Billing the country’s potential cannabis industry as a “billion dollar” business, Progressive Liberal Party (PLP) Deputy Leader Chester Cooper said the nation continues to miss out on the substantial stimulus of a regulated sector to countries such as Canada and the United States.
Addressing PLPs at the party’s headquarters on Farrington Road, Cooper said a PLP-administration, once elected, would be guided on the issue, like others facing the nation, by research, experts and public sentiment, and not any one view, including his own.
“When we talk about legalizing cannabis we are not going to have the business people like me in the room who truly believes this is a billion dollar industry and we are sitting on our hands while the Americans and the Canadians take advantage of it, but I am not going to impose my business view,” said the Exuma and Ragged Island MP, who has been vocal of his support for the legislation of medical cannabis and to decriminalize small amounts of recreational marijuana.
In the northern hemisphere, Uruguay and Canada have fully legalized cannabis.
In the United States, the marijuana is fully legal in 10 states and medical marijuana is legal is 33.
According to CARICOM’s Regional Commission on Marijuana, which recommended the declassification of the plant, The Bahamas could see a financial benefit of around $5 million from legalization domestically.
However, advocacy groups suggest the figure is closer to over $1 billion if considered beyond domestic use.
As he pledged to PLPs that the party will make decisions that are reflective of the best interest of the electorate after first listening to the Bahamian people, and the party’s committees, , Cooper suggested the leadership will not be dictatorial and impose its views into policy.
“We are going to have people who are psychologists, people who are lawyers, people who are reverends,” he said. “We are going to have a balance of our stalwarts in the room. We are going to have our young voters to ensure we have views that are representatives of the views of the Bahamian people.”
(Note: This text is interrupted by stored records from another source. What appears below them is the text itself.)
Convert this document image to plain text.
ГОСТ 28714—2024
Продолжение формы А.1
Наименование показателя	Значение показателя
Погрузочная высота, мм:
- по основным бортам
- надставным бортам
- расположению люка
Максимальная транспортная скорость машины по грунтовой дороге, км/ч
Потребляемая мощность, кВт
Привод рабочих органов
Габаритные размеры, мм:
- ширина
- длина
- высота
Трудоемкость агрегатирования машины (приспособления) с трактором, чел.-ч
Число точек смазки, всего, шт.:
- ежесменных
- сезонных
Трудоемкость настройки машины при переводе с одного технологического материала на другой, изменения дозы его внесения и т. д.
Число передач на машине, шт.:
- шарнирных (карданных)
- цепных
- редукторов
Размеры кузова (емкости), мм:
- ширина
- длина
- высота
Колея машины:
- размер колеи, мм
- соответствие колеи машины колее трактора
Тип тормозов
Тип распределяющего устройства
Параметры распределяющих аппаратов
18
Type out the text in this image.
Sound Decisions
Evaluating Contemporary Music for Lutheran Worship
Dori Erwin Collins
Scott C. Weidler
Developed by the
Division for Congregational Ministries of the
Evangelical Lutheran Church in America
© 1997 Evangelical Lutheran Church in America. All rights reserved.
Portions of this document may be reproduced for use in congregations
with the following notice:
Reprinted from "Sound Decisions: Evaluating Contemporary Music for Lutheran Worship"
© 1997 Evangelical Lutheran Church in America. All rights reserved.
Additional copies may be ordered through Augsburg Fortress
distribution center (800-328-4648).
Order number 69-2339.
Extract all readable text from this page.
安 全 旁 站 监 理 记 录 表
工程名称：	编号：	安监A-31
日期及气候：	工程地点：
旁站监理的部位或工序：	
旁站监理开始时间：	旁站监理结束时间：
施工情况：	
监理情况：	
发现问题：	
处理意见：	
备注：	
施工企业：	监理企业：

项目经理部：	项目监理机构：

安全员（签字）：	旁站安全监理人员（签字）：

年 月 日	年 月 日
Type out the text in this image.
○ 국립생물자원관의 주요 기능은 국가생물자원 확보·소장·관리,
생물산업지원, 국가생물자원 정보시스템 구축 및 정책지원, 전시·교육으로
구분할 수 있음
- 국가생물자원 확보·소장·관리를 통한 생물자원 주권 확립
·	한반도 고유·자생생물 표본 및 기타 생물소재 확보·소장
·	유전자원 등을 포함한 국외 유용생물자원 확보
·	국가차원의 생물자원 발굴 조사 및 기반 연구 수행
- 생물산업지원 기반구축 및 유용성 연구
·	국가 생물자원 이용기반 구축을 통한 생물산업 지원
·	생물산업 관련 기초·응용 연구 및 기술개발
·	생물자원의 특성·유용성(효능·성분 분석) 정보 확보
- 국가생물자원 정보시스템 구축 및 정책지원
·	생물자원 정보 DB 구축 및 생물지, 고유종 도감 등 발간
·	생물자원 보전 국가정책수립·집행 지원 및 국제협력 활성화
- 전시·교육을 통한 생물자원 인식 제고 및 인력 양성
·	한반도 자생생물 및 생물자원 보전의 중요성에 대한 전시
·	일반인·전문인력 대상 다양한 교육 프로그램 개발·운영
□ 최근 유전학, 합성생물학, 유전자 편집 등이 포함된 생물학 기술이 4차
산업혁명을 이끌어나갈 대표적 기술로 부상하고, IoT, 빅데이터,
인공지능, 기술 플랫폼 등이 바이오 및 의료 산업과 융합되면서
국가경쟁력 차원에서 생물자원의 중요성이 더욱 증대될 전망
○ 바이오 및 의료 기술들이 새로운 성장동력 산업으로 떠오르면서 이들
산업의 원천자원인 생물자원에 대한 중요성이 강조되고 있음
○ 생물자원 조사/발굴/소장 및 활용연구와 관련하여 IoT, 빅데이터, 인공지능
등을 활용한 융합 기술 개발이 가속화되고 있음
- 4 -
Cooper has previously called on the government to expunge the records of people convicted for possession of small quantities of the substance; and for a reexamination of the law concerning the quantity of the substance that meets the “intent to supply” threshold.
Speaking to Eyewitness News Online last week, Bahamas National Commission on Marijuana Quinn McCartney projected The Bahamas could see some form of regulation, not dissimilar to Jamaica’s heavily regulated model, within a short period of time.
He noted that the commission has yet taken a definitive stance on marijuana use in The Bahamas, but its report — expected to be submitted to the government in early November — will give the government options for various regulated models.
The report is expected to address the medical, industrial, economic, religious and ceremonial, and recreational use of cannabis, as well as research and development – codifying Bahamian attitudes on plant use.